According to Allen & Calvin (pg.48), Calvinism did define faith as a divine benevolence that is towards individuals; it is steady and is characterized by knowledge. This knowledge is tied upon the true promises of Christ that are revealed not only in our minds but also founded in the hearts of individuals by the Holy Spirit. To him Jesus Christ is seen as the object of faith. Calvin used concentric circles in defining faith: existence of God, God’s power and truthfulness, the will of God towards us, as it is in the scripture as well as Christ. He said that the entire circles do imply faith but only Christ is the object of faith. To him individuals that see God as a proper object of faith are souls that are mislead miserably by vain speculations without a focus on the proper mark. In Calvinism Christ is seen as a mediator of God and therefore he urges human to know God, and that Christ is not set against God. He does assert that Christ is the means and the only means that human can believe in God. To him the true knowledge of Christ is receiving him as he is offered by the Father according to the gospel.
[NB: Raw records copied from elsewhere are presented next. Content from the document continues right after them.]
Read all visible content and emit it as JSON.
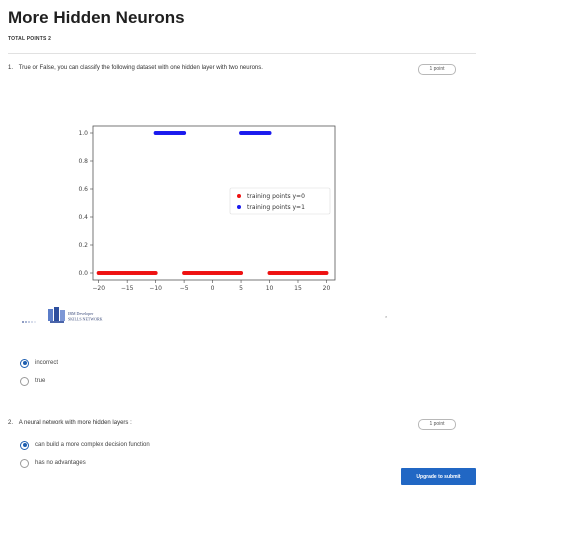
{
  "header": {
    "title": "More Hidden Neurons",
    "total_points": "TOTAL POINTS 2"
  },
  "questions": [
    {
      "number": "1.",
      "text": "True or False, you can classify the following dataset with one hidden layer with two neurons.",
      "points": "1 point",
      "options": [
        {
          "label": "incorrect",
          "selected": true
        },
        {
          "label": "true",
          "selected": false
        }
      ]
    },
    {
      "number": "2.",
      "text": "A neural network with more hidden layers :",
      "points": "1 point",
      "options": [
        {
          "label": "can build a more complex decision function",
          "selected": true
        },
        {
          "label": "has no advantages",
          "selected": false
        }
      ]
    }
  ],
  "logo": {
    "line1": "IBM Developer",
    "line2": "SKILLS NETWORK"
  },
  "footer": {
    "submit_label": "Upgrade to submit"
  },
  "chart_data": {
    "type": "scatter",
    "xlim": [
      -21,
      21.5
    ],
    "ylim": [
      -0.05,
      1.05
    ],
    "xticks": [
      -20,
      -15,
      -10,
      -5,
      0,
      5,
      10,
      15,
      20
    ],
    "yticks": [
      0.0,
      0.2,
      0.4,
      0.6,
      0.8,
      1.0
    ],
    "xtick_labels": [
      "−20",
      "−15",
      "−10",
      "−5",
      "0",
      "5",
      "10",
      "15",
      "20"
    ],
    "ytick_labels": [
      "0.0",
      "0.2",
      "0.4",
      "0.6",
      "0.8",
      "1.0"
    ],
    "legend_position": "center-right",
    "series": [
      {
        "name": "training points y=0",
        "color": "#ee1111",
        "y": 0,
        "ranges": [
          [
            -20,
            -10
          ],
          [
            -5,
            5
          ],
          [
            10,
            20
          ]
        ]
      },
      {
        "name": "training points y=1",
        "color": "#1a1aee",
        "y": 1,
        "ranges": [
          [
            -10,
            -5
          ],
          [
            5,
            10
          ]
        ]
      }
    ]
  }
}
Calvin does sees human beings being totally deprived through birth, after inheriting the effect and guilt of Adam’s original sins, to him the entire nature is a sort of sin-seed and man is corrupt before the eyes of God. As a result of the sin-seed all men do stand in the need of God’s grace. The dogma of predestination is one of the cornerstones in Calvin’s theology; it was basically on his own sovereignty, that God did pre-determine who will be saved and who will be lost before founding the world (Allen & Calvin). To him the death of Christ was efficacious to those who were to be saved. Christ is a minister an author and a prince of salvation as well; this mode of expression does not obscure divine grace and Christ’s merit is not opposed by God’s mercy but does depend on it.

Grace is seen as a foreign teaching in the scriptures, and anyone with elementary knowledge on the New Testament cannot accept Calvinism. In the book of Titus 2:11 informs us of the grace of God that has appeared to bring salvation to all men, since God loves the whole world (John 3:16), and therefore all men are to be saved (1 Timothy 2:4) and that no single human is to perish (2 Peter 3:9), Christ died for our sins forgiveness for all human race and not for the elect (1 John 2:2). God’s grace is generous and it is received by all human beings even sinners.

Apart from acknowledging that John Calvin did teach some truth, we should also be in a position to recognize that he did advocated for much error, and that these errors must be overlooked (Hodge).